Imbolc/Groundhog Day: February 3
Ice Moon: February 12
Worm Moon: March 14
Ostara/Spring Equinox: March 20
Pink Moon: April 12
Beltaine/May Day: May 5
Tornado Moon: May 12
Mead Moon: June 11
Litha/Midsummer/Summer Solstice: June 20
Hay Moon: July 10
Lughnasadh: August 6
Green Corn Moon: August 8
Singing Moon: September 7
Mabon/Fall Equinox: September 22
Harvest Moon: October 6
Frost Moon: November 4
Samhain/Halloween: November 6
Winter Moon: December 4
Yule/Midwinter/Winter Solstice: December 21

2. People are encouraged to gather starting at or before 6 o'clock, and
we start to eat between 7 and 8 o'clock.
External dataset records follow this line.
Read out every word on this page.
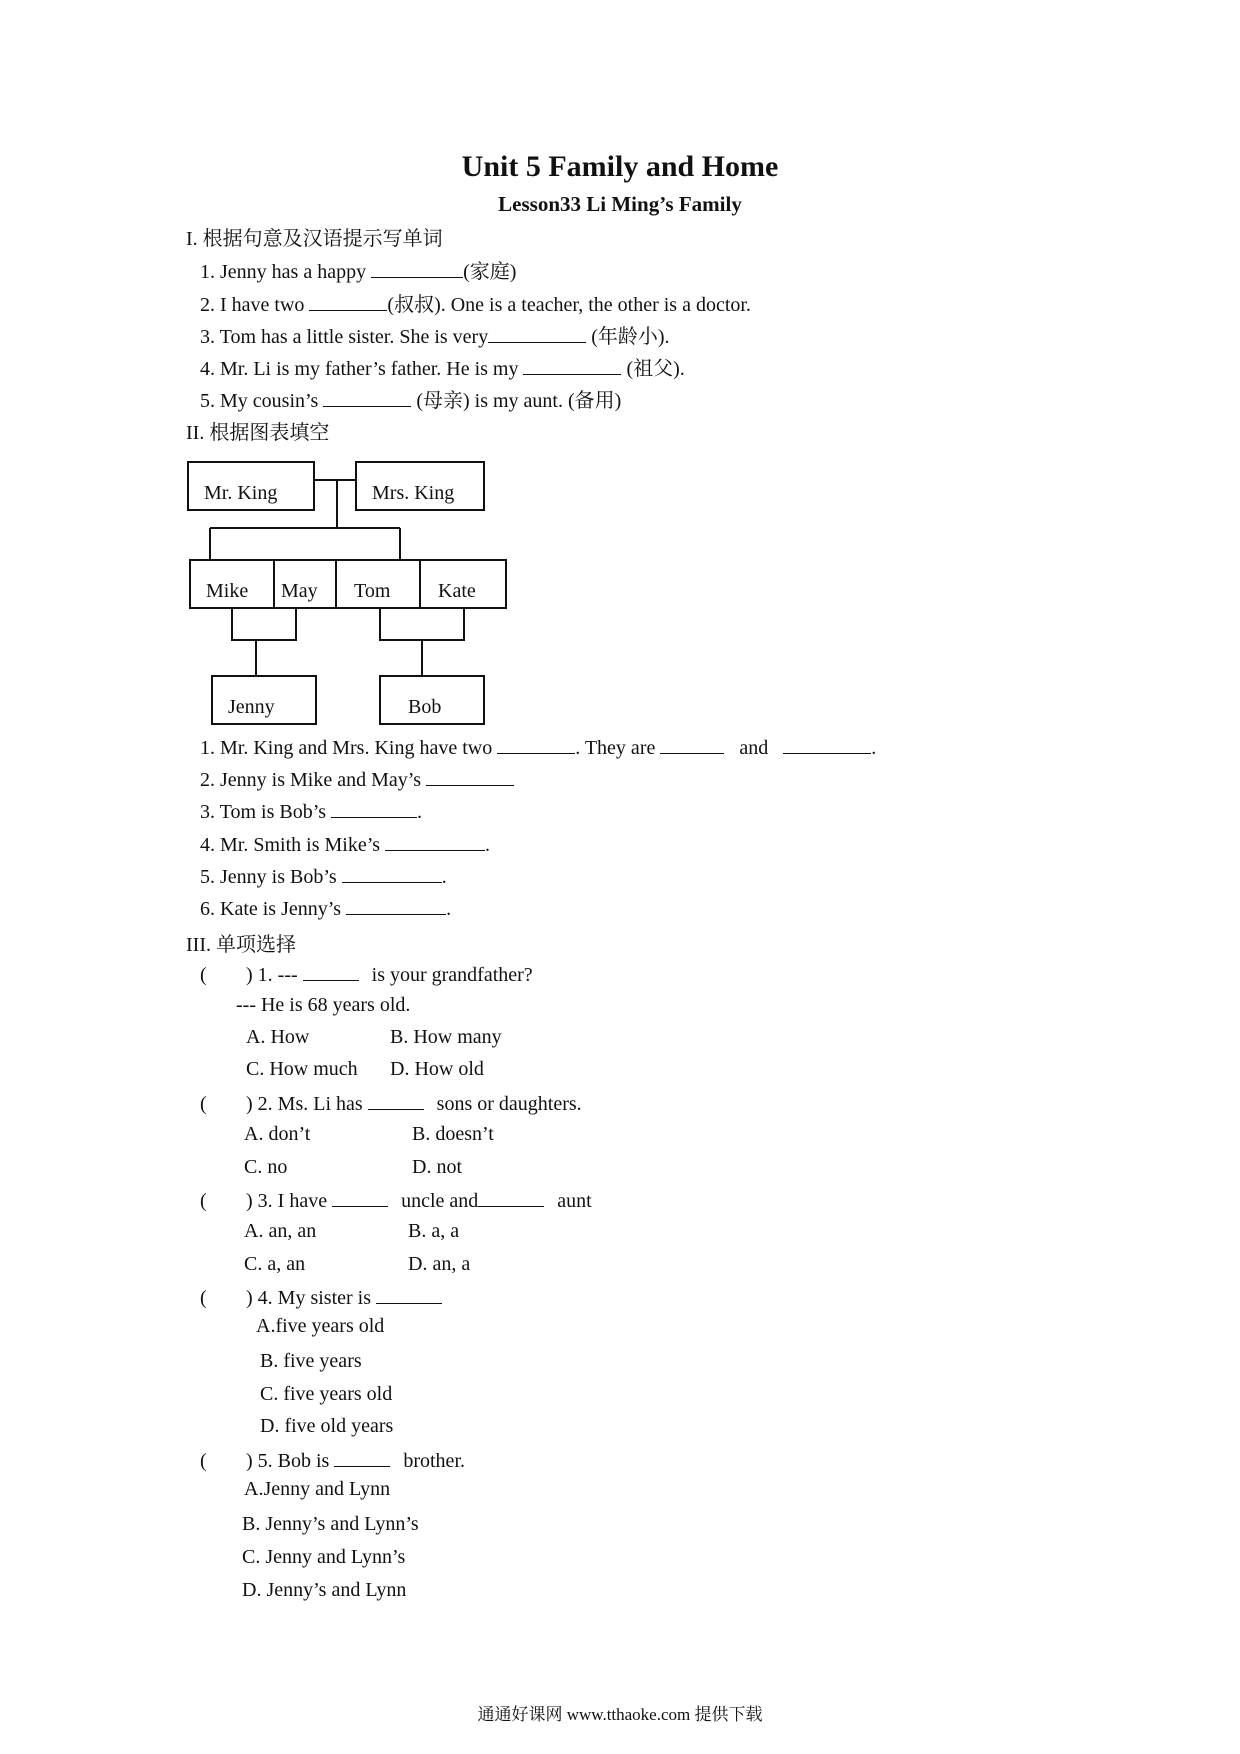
Unit 5 Family and Home
Lesson33 Li Ming’s Family
I. 根据句意及汉语提示写单词
1. Jenny has a happy	(家庭)
2. I have two	(叔叔). One is a teacher, the other is a doctor.
3. Tom has a little sister. She is very	(年龄小).
4. Mr. Li is my father’s father. He is my	(祖父).
5. My cousin’s	(母亲) is my aunt. (备用)
II. 根据图表填空
Mr. King	Mrs. King
Mike May Tom Kate
Jenny	Bob
1. Mr. King and Mrs. King have two	. They are	and	.
2. Jenny is Mike and May’s
3. Tom is Bob’s	.
4. Mr. Smith is Mike’s	.
5. Jenny is Bob’s	.
6. Kate is Jenny’s	.
III. 单项选择
( ) 1. ---	is your grandfather?
--- He is 68 years old.
A. How	B. How many
C. How much D. How old
( ) 2. Ms. Li has	sons or daughters.
A. don’t	B. doesn’t
C. no	D. not
( ) 3. I have	uncle and	aunt
A. an, an	B. a, a
C. a, an	D. an, a
( ) 4. My sister is
A.five years old
B. five years
C. five years old
D. five old years
( ) 5. Bob is	brother.
A.Jenny and Lynn
B. Jenny’s and Lynn’s
C. Jenny and Lynn’s
D. Jenny’s and Lynn
通通好课网 www.tthaoke.com 提供下载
This means everyone attending
should make a genuine effort to be present and have their food ready by
7, but that delays of up to an hour are to be considered "reasonable."
In order to ensure that we will be able to start before 8, we ask that
no-one *start* to cook food at the house after 7, and any food which is
not expected to be finished before 8 should be saved for dessert or a
second course.

3. Each person who prepared a dish chooses whether it is to be
eaten during the main course (when everyone is present and words have
been said), as an appetizer (whenever it is ready), or as a dessert
after dinner. There will be separate, labeled areas for each of these
categories, and people may place their food where they choose.

4. The new house has a lot more space than any house we've had dinner
parties/feasts in before, and we can seat a significant number of people
around our tables. However, guests are encouraged to bring their own
chairs and, if convenient, folding tables.

5. Cooking at our house is fine, but our space is limited. We have two
kitchens, including 8 stove burners, 3 microwaves, two conventional
ovens, and enough counter space for four or five people to work. Anyone
planning to cook at our house, including those who live there, should
reserve required space and equipment sometime in the week ahead of the
party. There is no deadline, but reservations are first-come
first-served. Those making reservations should be somewhat liberal with
their time and space estimates, so that there is enough of each to finish.

In addition to these rules for feasts in general, we also discussed
special holiday activities for Imbolc. We don't want to strictly follow
any particular pre-existing traditions, but we would like to develop
meaningful holidays for our own time and place. We didn't come to a lot
of conclusions, but here is some background on the holiday, and some
suggestions. Anyone else who knows or comes up with some good ideas
should bring them to the feast!

Imbolc is the pagan name for the point halfway between the winter
solstice and the spring equinox. It was absorbed into the Catholic
Church as Candlemas, and into general American culture as Groundhog Day.
It is a holiday for the second half of winter, when Spring is on the

Both Imbolc and Candlemas traditionally use candles, and so we plan to
eat by the light of many candles. Anyone with candles in stable holders
is encouraged to bring them.

Imbolc is a time to cast off darkness in the heart and mind as well as
in the sky, and so people may wish to write their fears and regrets on
pieces of paper to burn.

Here is a summary of some traditional foods for Imbolc. These are only
ideas, and people are free to bring whatever they like, as always.

Imbolc Foods

Traditional foods for the Imbolc celebration include those made with
seeds, (to symbolize growth), raisins (a fruit of the Sun God), pork,
poultry, or lamb, with sides of potatoes, cabbage, onions, and garlic.
Imbolc is the mid-point of the dark half of the year, and though stored
foods are running low, it is a celebration of renewal and preparation
for Spring.

Poppy Seed Bread
Irish Soda Bread
Irish Scones
Pannekoeken (German Pancakes)
Rosemary Cheese Biscuits

White Bean Hummus
Creamed Cabbage
Creamy Potato Soup
Lamb Stew
Corned Beef and Cabbage
Mulligatawny Soup
Noodle Kuchen

Rose Hip Wine

Hazelnut Ice Cream
Baked Custard
Liebkuchen (Honey Cakes)
Irish Cream Truffles
Cannariculi (Honey Cookies)

I hope to see everyone on Friday!

All future Feast news will be disseminated by email, word-of-mouth, or perhaps someone else's LJ/mySpace.